I learned a hard lesson today about Final Cut Pro X after doing some roundtrip testing between FCPX and the newly released Resolve 8. That lesson was to be very careful when using clips that FCPX is referencing in other video applications. If some piece of metadata is modified in the file, even if the video stays exactly the same, FCPX may not be able to see it. Also, if you’re doing extensive audio mixing in FCPX be aware that the mixed clips won’t roundtrip.
Yesterday I posted an update alert about Resolve 8 and some roundtrip tests that use the new FCPX XML. That’s an XML into Resolve, grading done and XML out of Resolve, back into FCPX for final finishing … if that is desired. Some further work today brings up two other issues.
Be careful of externally modified files
The first issue came up when I reopend the roundtrip tests from the day before. There were a lot of clips offline:
This little test shoot had maybe 40 shots and I had used 8 or so for the test. All of those files were offline so that meant a couple of the shots in the real edit I was doing with the footage were offline too, not just the test edit.
What had happened was this: I imported several of the original clips into Avid Media Composer via Avid Media Access. That means I was linking to the same original H.264 Canon 7D media that FCPX uses. In doing this Avid modifies the metadata of the file in such a way that FCPX couldn’t relink to it when I reopened FCPX. If you look at the clips in the Finder you can see that the modified date has changed on those clips I brought into Avid:
And these are the clips used in the Avid test edit:
But if you look in the FCPX media folder the alias files that FCPX uses to track the original media hadn’t changed from when they were originally created:
These are alias files as I chose not to copy the media into the Final Cut Events folder as I had already organized the clip on my main media drive.

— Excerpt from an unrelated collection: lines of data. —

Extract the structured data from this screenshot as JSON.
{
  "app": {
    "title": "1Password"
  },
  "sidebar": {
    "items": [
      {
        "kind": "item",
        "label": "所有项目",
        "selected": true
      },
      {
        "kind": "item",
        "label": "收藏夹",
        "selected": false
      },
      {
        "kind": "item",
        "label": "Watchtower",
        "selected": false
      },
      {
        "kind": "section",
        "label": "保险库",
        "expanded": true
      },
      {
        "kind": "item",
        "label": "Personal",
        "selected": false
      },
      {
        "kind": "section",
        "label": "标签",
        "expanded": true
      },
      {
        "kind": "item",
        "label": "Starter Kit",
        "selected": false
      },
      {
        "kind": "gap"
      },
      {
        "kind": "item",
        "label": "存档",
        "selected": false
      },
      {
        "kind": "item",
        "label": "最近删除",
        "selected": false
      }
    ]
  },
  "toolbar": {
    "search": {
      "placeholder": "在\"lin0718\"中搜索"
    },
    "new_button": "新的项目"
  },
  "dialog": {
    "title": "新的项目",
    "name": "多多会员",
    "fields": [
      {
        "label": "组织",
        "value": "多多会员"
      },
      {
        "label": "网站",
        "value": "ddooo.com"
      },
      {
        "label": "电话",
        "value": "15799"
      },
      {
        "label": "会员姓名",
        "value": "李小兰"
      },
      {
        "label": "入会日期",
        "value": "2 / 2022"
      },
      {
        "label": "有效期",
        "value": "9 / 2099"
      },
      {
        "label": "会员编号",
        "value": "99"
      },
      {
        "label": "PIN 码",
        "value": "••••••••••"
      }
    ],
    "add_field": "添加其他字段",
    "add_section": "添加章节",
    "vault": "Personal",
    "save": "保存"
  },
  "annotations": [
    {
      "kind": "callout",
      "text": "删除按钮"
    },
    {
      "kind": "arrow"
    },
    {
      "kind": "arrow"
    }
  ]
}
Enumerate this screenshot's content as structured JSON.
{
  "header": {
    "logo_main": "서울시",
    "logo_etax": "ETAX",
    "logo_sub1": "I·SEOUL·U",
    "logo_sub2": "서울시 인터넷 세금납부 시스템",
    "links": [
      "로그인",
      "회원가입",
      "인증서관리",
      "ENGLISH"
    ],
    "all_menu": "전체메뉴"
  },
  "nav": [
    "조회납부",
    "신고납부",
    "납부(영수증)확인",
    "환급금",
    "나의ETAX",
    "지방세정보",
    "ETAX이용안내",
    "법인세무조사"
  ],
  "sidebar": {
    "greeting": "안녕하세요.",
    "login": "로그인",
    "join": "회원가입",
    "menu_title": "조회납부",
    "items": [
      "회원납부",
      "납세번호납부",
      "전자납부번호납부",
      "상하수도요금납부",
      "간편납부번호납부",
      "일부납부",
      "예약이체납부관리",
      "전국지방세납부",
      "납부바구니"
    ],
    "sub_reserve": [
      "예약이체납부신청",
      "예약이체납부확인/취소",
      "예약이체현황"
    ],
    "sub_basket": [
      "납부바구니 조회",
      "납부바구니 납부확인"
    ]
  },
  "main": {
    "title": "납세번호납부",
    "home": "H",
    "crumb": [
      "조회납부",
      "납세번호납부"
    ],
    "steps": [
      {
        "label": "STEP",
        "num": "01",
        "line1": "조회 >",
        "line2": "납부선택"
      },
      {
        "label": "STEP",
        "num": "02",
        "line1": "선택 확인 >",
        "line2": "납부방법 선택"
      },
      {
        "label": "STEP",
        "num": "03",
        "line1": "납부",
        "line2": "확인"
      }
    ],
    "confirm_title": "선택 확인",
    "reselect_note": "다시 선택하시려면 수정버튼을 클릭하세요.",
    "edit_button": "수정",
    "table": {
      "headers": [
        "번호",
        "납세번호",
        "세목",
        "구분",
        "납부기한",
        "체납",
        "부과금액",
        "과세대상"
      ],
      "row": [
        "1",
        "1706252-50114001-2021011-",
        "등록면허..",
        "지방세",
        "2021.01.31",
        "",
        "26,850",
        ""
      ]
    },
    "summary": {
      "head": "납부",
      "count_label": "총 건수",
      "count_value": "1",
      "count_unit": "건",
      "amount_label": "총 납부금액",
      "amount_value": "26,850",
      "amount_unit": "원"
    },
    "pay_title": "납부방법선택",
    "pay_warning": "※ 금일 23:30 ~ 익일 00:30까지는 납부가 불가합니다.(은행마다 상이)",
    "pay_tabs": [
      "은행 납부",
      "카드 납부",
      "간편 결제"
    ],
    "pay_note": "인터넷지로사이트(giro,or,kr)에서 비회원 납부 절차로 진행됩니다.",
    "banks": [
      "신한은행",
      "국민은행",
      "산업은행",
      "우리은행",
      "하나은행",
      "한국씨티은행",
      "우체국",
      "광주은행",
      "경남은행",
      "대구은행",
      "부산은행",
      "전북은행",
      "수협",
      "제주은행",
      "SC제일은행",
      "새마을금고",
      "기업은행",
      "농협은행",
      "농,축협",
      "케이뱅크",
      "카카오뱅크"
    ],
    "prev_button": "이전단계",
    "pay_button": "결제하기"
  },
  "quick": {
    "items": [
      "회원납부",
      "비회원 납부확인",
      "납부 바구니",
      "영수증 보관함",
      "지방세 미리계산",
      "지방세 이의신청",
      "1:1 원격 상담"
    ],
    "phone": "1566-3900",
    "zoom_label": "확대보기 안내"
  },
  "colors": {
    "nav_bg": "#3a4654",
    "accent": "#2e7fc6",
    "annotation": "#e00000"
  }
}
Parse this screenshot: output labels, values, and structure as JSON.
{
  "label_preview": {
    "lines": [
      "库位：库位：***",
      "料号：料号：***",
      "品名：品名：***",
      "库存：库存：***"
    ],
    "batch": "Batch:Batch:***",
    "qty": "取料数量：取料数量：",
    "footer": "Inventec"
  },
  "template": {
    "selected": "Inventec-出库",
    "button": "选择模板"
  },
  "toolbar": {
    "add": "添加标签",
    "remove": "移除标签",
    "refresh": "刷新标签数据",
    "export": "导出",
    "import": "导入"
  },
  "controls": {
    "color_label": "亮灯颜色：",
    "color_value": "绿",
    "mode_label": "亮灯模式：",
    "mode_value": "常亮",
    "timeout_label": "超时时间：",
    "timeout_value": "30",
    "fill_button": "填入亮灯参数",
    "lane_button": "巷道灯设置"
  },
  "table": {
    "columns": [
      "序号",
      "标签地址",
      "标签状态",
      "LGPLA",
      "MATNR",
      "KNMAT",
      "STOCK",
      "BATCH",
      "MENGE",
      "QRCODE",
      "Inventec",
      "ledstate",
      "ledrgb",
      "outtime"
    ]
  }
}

Unfortunately there’s no way to force a relink / reconnect in FCPX. All the original lengths and time codes remain the same so in theory a force relink should work if only FCPX had such an option.
The same thing happened when I imported my roundtrip lists from Resolve into Adobe Premiere Pro. I imported both a Final Cut Pro 7 XML and Avid Media Composer AAF into Premiere Pro to see if it could conform the graded edit from Resolve. It worked great but PPro somehow modifies those files as well. When I opened FCPX back up those test conforms had gone offline. I could see this again when looking at the modified date of the files. As you can see in the image below, the original folder and files was created at 8:13 AM but then the files were modified (by Premiere Pro) at 10:23 AM:
I’m not really sure if there is anyone to blame for this more than it is something important to be aware of if working with FCPX. It would be nice if other applications wouldn’t modify the file metadata but it’d be even nicer if FCPX was smart enough to see these were the same clips with the same media with the same durations and time codes and be able to force a reconnect. Thankfully we don’t have to do the reconnection dance with FCPX but there are times when a force relink would be nice when we the editor knows better than FCPX.
Be aware of your audio mix on a FCPX roundtrip
The other issue I ran into was with the roundtripping of an audio mix. I went back and recut the edit that went offline and did an audio mix inside FCPX. I then sent that to Resolve and round tripped back to apply the titles and export with the audio mix. This is the timeline before Resolve:
And this is the timeline after roundtripping back into FCPX:
You can see the problem in that all the audio mixing I did before didn’t translate into the after. I guess this isn’t really anyone’s “fault” as at the current time the FCPX XML doesn’t carry over all the audio data … at least not enough to do a roundtrip. But that begs the question of how do I get that audio mix into my color corrected sequence? In any other track based editor I would just copy/paste or edit in only the audio tracks … but as we know FCPX isn’t track based. I could export an audio only file but then I would have a mix down. Fine for this edit but not desirable in many cases. This is a place where Roles might come in handy but I didn’t take time to assign Roles as I was working. FCPX assigned all the audio Roles to dialog and I exported that as Multitrack QuickTime with audio only but FCPX (nor Quicktime Player for that matter) could open it.
The other idea I had was to use the Break Apart Clip Items to break the audio away from the video but this didn’t leave any of the audio editing intact:
The solution was to use the Detach Audio command as that just dropped the audio down onto its own set of “tracks” for copy/pasting into the final graded sequence:
Thankfully that worked. It’s definitely an extra step to “detach” the audio for this copy/paste method but I could select whole groups of clips at a time so they didn’t have to be detached one at a time. In fact I’ve come to realize that while working in FCPX I seem to almost always end up detaching the audio for more detailed editing. I wish FCPX had a default command to edit clips into the timeline with the audio already detached.